Inslee: “Unacceptable” state employees have gone without pay raise



Inslee shakes hand of Federation member Imelda Ang at end of his speech Saturday (May 17).

Inslee shakes hand of Federation member Imelda Ang at end of his speech Saturday (May 17).

On the eve of bargaining, Gov. Jay Inslee said it’s “unacceptable” that state employees have gone six years without a pay raise.

“It’s just clear to me that it’s unacceptable that state employees have gone so long without a general pay increase,” the governor told a cheering crowd of about 500 Federation Policy Committee delegates Saturday (May 17) in Seatac.

 

Gov. Jay Inslee

Gov. Jay Inslee

 

 

 

 

 

 

 

 

 

It was at least the third time the governor had spoken about the need for a state employee pay raise. He said it in December when he unveiled his supplemental budget plan and again in January during his “State of the State” address.

But the comment took on added weight just days before the start of bargaining at General Government and three of the Federation’s other largest teams: The Evergreen State College Classified Staff, the Community College Coalition and the University of Washington.

Negotiations on the next two-year contract for the Federation’s 30,000 General Government members start tomorrow (May 20) in Lacey between the union and Inslee’s team of bargainers.

That bargaining will determine the level of pay raises. Inslee cautioned that the financial pressures faced in 2013 will be even greater in 2015 when the Legislature debates the budget that would have any negotiated pay raises.

 

Federation members give Inslee a standing ovation.

Federation members give Inslee a standing ovation.

Inslee’s appearance before the Federation group showed the deep respect the union has in the public arena.

Inslee pitched his Results Washington good government initiative, with his team visiting individual policy committees to hear reactions from the rank-and-file Federation members. Ron Marshall, assistant Employment Security commissioner, followed Inslee to update the delegates on the joint ESD-Federation Employee Engagement initiative to change the culture in that agency. He then visited the Employment Security Policy Committee to hear some frank talk from delegates – a rare visit from a respected manager intent on listening and solving problems.

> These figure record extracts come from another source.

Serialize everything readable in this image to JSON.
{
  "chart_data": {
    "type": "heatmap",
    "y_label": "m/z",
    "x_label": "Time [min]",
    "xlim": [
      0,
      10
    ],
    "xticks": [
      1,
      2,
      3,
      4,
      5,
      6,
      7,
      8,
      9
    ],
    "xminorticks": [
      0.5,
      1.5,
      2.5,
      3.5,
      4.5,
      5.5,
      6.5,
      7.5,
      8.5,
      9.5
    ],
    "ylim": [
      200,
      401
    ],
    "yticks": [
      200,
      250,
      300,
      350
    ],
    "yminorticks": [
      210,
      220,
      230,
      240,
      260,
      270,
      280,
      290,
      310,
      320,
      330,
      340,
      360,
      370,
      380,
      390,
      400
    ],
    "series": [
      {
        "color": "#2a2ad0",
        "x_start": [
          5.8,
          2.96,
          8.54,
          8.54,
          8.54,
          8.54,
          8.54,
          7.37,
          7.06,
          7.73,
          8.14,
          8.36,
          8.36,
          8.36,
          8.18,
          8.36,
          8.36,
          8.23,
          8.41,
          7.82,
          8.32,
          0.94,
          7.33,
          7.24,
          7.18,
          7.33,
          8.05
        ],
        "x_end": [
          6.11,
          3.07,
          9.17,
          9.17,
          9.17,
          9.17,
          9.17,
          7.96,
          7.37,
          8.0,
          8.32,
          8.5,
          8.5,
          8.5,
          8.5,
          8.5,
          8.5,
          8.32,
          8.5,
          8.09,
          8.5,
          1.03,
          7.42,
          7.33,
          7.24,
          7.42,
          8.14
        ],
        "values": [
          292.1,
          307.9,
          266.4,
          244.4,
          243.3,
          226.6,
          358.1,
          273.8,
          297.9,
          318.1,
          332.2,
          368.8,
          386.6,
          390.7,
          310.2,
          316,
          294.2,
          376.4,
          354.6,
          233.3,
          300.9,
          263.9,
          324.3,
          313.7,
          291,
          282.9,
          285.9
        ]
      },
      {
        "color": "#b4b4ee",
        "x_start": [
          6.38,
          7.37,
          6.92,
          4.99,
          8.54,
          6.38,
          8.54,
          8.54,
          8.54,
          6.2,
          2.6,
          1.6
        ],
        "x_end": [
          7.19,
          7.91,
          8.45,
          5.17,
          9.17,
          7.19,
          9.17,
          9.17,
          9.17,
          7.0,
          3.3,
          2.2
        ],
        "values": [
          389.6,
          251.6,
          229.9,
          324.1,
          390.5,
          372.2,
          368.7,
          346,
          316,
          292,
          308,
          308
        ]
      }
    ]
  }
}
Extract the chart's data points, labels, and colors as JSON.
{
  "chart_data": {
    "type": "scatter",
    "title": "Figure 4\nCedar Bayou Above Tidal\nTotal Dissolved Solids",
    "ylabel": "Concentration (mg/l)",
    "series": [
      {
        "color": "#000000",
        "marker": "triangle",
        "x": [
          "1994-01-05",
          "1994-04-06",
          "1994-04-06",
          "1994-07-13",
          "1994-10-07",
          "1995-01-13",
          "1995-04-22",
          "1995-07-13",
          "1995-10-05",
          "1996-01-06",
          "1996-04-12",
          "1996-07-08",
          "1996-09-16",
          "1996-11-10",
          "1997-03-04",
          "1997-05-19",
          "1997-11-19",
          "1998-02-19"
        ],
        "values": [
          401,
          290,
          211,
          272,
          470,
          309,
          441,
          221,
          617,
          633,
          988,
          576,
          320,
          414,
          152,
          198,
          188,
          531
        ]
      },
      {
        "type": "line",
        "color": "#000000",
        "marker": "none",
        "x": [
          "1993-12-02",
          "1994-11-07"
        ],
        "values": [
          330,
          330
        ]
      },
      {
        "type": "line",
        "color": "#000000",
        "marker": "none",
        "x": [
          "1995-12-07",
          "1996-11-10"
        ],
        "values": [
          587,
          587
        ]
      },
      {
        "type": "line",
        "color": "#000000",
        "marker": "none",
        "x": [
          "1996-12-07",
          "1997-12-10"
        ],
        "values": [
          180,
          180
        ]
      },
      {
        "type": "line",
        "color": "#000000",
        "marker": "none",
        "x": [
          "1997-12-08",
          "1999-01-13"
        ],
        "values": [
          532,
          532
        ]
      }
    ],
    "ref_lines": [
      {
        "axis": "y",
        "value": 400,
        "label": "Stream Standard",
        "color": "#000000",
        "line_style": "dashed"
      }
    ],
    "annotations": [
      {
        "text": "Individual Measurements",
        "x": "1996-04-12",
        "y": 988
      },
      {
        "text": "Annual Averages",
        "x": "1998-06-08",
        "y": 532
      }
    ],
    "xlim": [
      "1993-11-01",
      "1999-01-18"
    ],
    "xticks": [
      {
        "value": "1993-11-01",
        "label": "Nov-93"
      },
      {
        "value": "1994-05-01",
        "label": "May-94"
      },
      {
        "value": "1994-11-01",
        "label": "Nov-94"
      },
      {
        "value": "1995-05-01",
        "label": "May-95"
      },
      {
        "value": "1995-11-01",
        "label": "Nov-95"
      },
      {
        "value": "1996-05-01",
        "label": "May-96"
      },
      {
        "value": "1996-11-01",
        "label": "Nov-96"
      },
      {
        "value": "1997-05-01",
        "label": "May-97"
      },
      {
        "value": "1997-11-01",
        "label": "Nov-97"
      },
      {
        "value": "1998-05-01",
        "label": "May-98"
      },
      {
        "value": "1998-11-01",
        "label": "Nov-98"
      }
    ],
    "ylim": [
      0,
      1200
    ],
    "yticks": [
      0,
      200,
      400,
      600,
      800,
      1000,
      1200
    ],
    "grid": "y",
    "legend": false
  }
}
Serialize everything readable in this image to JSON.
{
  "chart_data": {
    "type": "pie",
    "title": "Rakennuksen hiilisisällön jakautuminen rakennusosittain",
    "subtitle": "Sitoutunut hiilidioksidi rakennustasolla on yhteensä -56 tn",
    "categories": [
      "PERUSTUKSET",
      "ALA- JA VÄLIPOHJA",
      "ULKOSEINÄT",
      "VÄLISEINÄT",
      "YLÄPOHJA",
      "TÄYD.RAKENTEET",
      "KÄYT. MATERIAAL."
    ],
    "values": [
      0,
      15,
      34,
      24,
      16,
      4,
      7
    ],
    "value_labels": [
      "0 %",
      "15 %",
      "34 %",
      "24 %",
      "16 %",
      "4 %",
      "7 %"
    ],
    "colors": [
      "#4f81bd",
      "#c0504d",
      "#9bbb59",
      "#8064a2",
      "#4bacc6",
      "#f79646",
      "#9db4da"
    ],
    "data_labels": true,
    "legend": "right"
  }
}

Results Washington Director Wendy Korthuis-Smith, discusses the good government initiative with Institutions Policy Committee delegates.

Results Washington Director Wendy Korthuis-Smith, discusses the good government initiative with Institutions Policy Committee delegates.

Marshall (right) discusses the Employee Engagement program to Employment Security members.

Marshall (right) discusses the Employee Engagement program to Employment Security members.

As a further sign of how much Federation are respected, the No. 2 officer of AFSCME, Secretary-Treasurer Laura Reyes, made her first visit to the Federation to praise their innovation and dedication to public service. “Together, collectively, we are strong,” Reyes.

AFSCME Secretary-Treasurer Laura Reyes addresses Federation members.

AFSCME Secretary-Treasurer Laura Reyes addresses Federation members.

But it was the governor who got some of the biggest standing ovations of the day – even when he said the fiscal challenges in 2015 will be tougher than in 2013 when a legislative stalemate on the budget came within 24 hours of a catastrophic government shutdown.

He said the Senate Majority Coalition’s approach to funding court mandated education improvements was wrong.

Cutting housing, nutrition, senior and disabled “I think is the wrong approach,” Inslee said.

The governor said it was the wrong approach “just from a sense of humanity of not forgetting the least amongst us.”

Cutting services to fund education is counterintuitive, he said.

“We are not going to solve this problem by creating more hungry, sick kids in our state,” Inslee said.

“We are going to recognize the cold hard fact that the state of Washington is going to have to find a way to generate additional revenues to solve this problem.”